You will have your first income review using the new rules at the start of your next pension year but as these new rules offer much more income flexibility, you can switch off your income, or increase it to 100% of your existing “basis amount” sooner if you wish.

This basis amount is intended to represent the value of a comparative single life, level annuity with no guarantee. Prior to 6 April 2011, the highest yearly income allowed was 90% of the basis amount and the lowest yearly income allowed was 55% of the basis amount. Therefore, even if you didn’t want to draw a taxable income from the pension, you were still obliged to. Income in each pension year could be changed within these upper and lower limits.

Under the new rules, as well as having the option to choose an income between 0% and 100% of this basis amount, if you can meet the £20,000 p.a. “Minimum Income Requirement”, there is the option to move into Flexible Drawdown and take even higher levels of withdrawals.
Under Flexible Drawdown there is no limit on the amount of income that can be drawn each year. Indeed, if taken to the extreme, the whole pension fund can be drawn as income in one go.

The other main change is in relation to death benefits. Under ASP, if a member died with no dependants, the only authorised death benefit that could have been provided from the ASP fund was payment of a charity lump sum death benefit.

On death after 5 April 2011, lump sum death benefits are now allowable under the new rules. This is a very significant change from the previous position on death in ASP. Any lump sum death benefit paid after 75 is taxed at 55%.

Therefore, you have two key decisions to make. Firstly, are you still comfortable leaving your pension fund to your chosen charity on your death or would you like to leave it, subject to the 55% tax charge, to other individuals such as your children and grandchildren? Depending on the answer to this question, you should also review the level of income that you are drawing from the pension fund and amend it accordingly.
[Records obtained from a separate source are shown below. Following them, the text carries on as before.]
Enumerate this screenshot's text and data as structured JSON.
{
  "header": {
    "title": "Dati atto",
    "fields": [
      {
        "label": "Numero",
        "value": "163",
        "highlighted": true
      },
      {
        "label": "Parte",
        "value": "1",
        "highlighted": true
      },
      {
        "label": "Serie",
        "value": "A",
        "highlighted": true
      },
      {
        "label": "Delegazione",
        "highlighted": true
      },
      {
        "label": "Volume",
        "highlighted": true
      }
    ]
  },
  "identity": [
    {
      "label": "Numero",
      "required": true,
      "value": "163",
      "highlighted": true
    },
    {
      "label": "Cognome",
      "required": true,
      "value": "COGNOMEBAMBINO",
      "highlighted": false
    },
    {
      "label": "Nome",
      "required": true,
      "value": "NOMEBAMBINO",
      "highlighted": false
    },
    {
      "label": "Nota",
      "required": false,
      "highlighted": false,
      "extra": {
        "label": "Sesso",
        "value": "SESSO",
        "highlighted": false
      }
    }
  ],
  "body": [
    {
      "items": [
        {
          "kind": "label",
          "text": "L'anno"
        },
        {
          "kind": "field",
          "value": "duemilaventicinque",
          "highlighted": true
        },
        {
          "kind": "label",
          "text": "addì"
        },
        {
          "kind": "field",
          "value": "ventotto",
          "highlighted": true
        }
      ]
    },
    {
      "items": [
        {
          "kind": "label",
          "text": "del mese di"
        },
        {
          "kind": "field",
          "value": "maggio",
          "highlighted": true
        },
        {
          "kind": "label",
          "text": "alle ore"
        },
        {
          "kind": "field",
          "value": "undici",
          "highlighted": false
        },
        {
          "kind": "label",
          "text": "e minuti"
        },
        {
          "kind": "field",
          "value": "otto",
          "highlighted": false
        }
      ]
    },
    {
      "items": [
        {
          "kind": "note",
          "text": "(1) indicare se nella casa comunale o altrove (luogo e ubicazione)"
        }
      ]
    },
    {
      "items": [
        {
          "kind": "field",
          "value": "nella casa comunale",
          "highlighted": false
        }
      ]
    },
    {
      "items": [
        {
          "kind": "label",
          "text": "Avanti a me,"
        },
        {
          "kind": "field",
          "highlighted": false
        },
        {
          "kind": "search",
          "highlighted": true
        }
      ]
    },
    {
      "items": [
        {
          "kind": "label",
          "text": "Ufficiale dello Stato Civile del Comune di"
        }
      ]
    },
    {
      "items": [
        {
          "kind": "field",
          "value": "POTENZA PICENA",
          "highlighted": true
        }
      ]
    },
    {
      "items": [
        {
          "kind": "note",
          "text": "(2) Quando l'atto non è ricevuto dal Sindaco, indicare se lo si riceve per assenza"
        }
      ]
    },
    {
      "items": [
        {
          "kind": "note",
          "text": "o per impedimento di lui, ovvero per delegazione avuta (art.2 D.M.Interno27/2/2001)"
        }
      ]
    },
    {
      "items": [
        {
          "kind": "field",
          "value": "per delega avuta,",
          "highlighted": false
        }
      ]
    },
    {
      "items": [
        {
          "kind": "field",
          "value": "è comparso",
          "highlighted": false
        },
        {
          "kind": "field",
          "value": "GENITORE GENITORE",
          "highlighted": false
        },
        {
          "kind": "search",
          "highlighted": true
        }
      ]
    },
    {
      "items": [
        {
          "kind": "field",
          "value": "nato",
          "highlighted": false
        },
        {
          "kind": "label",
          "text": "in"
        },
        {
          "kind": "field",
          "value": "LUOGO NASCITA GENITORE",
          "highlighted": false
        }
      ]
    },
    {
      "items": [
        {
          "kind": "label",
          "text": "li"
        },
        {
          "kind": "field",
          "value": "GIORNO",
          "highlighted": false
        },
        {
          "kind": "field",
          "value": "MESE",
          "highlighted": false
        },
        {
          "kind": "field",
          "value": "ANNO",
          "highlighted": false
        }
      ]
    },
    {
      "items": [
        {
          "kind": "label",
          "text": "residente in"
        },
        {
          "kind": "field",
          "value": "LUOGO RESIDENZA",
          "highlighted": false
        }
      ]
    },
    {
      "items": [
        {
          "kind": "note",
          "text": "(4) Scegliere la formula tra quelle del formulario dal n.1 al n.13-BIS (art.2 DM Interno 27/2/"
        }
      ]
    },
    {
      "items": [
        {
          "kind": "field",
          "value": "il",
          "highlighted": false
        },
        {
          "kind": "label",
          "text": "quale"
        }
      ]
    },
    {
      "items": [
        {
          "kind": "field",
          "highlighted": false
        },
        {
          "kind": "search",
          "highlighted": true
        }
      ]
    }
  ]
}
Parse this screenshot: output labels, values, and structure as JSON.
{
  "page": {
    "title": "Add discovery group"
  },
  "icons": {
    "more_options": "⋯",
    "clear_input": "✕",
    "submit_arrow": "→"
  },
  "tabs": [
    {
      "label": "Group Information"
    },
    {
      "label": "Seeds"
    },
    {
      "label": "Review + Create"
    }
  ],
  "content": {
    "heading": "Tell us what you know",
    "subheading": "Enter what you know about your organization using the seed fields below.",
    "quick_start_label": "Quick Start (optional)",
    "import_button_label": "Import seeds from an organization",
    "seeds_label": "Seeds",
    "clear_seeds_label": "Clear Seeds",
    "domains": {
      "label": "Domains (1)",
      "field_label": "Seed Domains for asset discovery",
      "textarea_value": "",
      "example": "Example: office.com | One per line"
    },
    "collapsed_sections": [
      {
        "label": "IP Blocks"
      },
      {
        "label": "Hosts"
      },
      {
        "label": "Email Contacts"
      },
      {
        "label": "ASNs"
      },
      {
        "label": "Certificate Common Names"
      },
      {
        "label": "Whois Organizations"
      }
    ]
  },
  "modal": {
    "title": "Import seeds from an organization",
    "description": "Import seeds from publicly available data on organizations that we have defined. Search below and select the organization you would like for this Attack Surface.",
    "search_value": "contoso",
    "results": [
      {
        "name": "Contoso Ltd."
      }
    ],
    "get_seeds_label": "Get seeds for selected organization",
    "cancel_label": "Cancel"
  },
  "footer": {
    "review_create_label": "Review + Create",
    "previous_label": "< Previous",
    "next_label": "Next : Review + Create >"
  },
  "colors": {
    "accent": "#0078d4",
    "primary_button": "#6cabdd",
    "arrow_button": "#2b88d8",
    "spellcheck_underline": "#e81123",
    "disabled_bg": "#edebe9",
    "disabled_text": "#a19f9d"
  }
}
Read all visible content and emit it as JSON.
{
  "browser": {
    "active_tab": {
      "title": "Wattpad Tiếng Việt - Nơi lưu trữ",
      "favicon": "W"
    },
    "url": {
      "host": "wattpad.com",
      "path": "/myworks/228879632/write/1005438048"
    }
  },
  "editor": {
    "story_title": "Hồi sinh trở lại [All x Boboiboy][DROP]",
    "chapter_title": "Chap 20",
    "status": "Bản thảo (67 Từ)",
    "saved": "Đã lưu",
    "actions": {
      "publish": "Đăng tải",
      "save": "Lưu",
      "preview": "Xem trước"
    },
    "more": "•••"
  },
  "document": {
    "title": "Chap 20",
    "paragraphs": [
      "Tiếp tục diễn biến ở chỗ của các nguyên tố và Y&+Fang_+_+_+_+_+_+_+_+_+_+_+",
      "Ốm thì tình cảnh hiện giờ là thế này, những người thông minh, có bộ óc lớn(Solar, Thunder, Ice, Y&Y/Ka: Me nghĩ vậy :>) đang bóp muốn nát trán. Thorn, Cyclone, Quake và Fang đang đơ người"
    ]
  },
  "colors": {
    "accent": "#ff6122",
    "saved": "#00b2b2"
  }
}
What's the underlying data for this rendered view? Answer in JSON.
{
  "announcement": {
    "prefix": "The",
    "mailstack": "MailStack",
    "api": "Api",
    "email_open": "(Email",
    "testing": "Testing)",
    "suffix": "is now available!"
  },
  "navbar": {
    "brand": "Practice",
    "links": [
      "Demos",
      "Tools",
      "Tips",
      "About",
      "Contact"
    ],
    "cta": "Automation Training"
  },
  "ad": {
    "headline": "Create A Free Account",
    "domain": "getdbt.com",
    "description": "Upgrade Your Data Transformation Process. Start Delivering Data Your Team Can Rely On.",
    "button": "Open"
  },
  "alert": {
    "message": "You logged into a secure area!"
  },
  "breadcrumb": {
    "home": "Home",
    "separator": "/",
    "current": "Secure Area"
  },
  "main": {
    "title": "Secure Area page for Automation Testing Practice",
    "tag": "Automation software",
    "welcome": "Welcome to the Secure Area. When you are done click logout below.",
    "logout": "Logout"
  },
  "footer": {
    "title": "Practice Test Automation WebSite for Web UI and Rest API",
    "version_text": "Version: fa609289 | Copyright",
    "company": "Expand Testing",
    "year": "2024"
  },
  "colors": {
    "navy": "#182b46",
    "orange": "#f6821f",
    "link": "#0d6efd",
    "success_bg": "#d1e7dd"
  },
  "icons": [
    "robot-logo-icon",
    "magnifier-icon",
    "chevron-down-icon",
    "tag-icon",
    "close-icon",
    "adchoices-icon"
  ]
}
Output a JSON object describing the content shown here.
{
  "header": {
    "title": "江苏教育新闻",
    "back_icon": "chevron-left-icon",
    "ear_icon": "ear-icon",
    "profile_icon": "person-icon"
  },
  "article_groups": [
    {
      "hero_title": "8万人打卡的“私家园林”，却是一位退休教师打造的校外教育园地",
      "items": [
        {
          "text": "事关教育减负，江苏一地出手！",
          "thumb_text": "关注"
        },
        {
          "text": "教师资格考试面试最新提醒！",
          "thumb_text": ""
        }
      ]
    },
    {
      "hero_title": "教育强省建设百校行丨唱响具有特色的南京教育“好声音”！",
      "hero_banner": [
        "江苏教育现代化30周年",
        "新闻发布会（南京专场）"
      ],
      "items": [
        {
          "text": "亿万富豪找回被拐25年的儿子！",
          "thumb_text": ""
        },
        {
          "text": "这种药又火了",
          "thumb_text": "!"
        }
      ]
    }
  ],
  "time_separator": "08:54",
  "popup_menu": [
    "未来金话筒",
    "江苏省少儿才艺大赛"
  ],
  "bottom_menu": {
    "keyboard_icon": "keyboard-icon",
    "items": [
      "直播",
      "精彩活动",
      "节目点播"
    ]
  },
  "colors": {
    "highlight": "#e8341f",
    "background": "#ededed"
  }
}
There are a number of factors that impact on this decision, such as:

  • How much income do you actually want to draw?
  • What is your own income tax position and is there an optimal withdrawal level?
  • What other assets outside of the pension could you live off if it made sense to reduce income under the pension fund, possibly to zero?
  • Would you like to start making gifts to family now rather than on your death?
  • How comfortable are you with the level of investment risk that you are taking on your fund?
  • What is your best prediction of your life expectancy?
  • Would you qualify for Flexible Drawdown?
  • Does your current scheme offer Flexible Drawdown?

This list is by no means exhaustive and as with most things in life, there is definitely no “one size fits all solution”. What is very useful with the new rules, however, is that you have quite a lot of flexibility to review your decisions and change your mind further down the line if your views and circumstances change.